В моей голове встал образ Ливи, держащей на руках маленький морщинистый комочек, который был Джейком. Я был отцом. У меня был сын.

Я улыбнулся:

– Да-а.

Она сказала:

– Так вот, вы только что испоганили машину моего сына. – И продолжила кричать на меня.

Когда я вернулся в больницу, медсестры спрашивали, где я пропадал. Я рассказал им, что устроил аварию. Им это понравилось, они с удовольствием посмеялись над ошибкой начинающего папаши.

Это незначительный момент. Измученный молодой отец. Раздраженная пожилая женщина. Решаемая проблема. Днями напролет мы принимаем решения, которые имеют свои последствия, но выбор, который интересует меня больше всего, – это наше взаимодействие. Слышим ли мы друг друга? Можем ли найти эмпатию? Что меняет обладание небольшими знаниями о человеке? Если я выясню, почему старая дама так несчастна, – если она скажет мне, что недавно потеряла мужа, – я смогу понять, почему она не может перестать кричать на меня за царапину на машине ее сына. Этот незнакомец только что стал отцом. Это важный момент для него. Эта старушка в прошлом году потеряла мужа, с которым прожила шестьдесят лет, любая неприятность для нее как последняя капля. Чем больше мы связаны, тем сильнее мы чувствуем эмпатию.

Интернет и мобильные устройства объединили мир, до них этого никто не мог сделать. Наступление социальных сетей лишь усилило этот эффект. В течение почти десяти лет мы «френдили», «фолловили», «лайкали» и другими способами собирали громадную сеть виртуальных связей, не имея, однако, долгосрочных целей. Для чего все это было?

Связи способствуют эмпатии. Летом 2008 года женщине по имени Аманда Роуз (Amanda Rose), сидящей с друзьями в одном из пабов Лондона, пришла в голову мысль собрать толпу друзей с помощью Twitter. Она решила собрать деньги за вход на мероприятие и купить на них консервированные продукты, чтобы помочь местному приюту для бездомных The Connection («Связь»). Она назвала это Harvest Twestival и – бум! – за один вечер набрала тысячу фунтов.

Под впечатлением от произошедшего Аманда решила расширить географию мероприятия. Она сказала: «Эй, вы, в двухстах городах по всему миру, давайте все проведем вечеринки и соберем деньги». Бум! Она собрала 264 000 долларов для Charity: Water. Тогда она решила превратить единоразовый сбор денег в тщательно спланированные акции, в которых может принять участие любой желающий. Twestival сегодня – глобальная социальная сеть для сбора средств, помогающая сообществам по всему миру через социальные сети проводить благотворительные мероприятия. А вы говорите – сложносоставной альтруизм!

Твестиваль и другие подобные акции подтверждают, что сбор стаи, за которым я наблюдал в начале Twitter на конференции South by Southwest, – это больше, чем кучкой ребят решить, в какой отправиться бар.
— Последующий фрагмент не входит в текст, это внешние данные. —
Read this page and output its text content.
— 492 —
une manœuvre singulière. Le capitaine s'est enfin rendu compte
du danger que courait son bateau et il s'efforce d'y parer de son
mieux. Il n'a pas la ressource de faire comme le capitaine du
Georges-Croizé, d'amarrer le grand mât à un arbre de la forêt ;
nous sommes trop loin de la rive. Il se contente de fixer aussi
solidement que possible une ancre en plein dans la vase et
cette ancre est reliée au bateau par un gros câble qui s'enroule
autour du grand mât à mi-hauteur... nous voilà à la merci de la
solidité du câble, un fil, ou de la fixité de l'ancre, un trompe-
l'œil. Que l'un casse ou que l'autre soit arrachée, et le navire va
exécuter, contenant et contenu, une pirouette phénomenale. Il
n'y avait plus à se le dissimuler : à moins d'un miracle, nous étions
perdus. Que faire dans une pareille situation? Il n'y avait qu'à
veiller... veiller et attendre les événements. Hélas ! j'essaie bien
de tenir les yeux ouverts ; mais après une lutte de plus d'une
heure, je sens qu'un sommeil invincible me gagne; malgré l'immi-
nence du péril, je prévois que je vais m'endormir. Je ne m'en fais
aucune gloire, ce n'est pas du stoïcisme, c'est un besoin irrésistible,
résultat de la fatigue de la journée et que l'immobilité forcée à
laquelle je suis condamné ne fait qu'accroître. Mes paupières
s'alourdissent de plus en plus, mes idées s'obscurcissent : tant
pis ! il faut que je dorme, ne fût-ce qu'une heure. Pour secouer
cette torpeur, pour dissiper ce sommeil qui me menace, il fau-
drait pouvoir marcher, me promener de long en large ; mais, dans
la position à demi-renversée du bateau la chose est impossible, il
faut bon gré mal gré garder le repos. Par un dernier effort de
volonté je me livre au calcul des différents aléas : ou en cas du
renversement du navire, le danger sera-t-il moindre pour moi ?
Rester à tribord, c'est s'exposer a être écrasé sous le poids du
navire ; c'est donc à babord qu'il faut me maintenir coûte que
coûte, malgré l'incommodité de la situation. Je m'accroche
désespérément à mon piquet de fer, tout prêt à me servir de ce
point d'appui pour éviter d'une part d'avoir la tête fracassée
Организация стаи дает представление о том, что может случиться, когда разрозненные группы человеческих существ становятся одним целым и делают что-то. Во время SXSW я видел проблески утопического будущего. Теперь я знаю, что сны наяву могут становиться правдой.

Представьте такое поведение в масштабе шести миллиардов участников. Что, если бы мы не были гражданами отдельных стран и государств? Что, если бы мы были гражданами мира? Это просто умопомрачительно.

Создатель «Стар Трек» Джин Родденберри (Gene Roddenbery) представлял себе утопическое будущее, в котором побеждены голод, преступность, бедность и войны. Там мы, люди, объединились, чтобы исследовать Вселенную. Как нам прийти к такому будущему или, в более благоразумной версии, как устранить злодея Борги («Сопротивление бесполезно»)?

Технология – соединительная ткань человечества. Правильно сконструированная, она помогает людям проявлять свои лучшие качества. Она может объединить нас в одну гигантскую, новейшую, суперразумную форму жизни. Вот что, как я видел, происходило в Twitter.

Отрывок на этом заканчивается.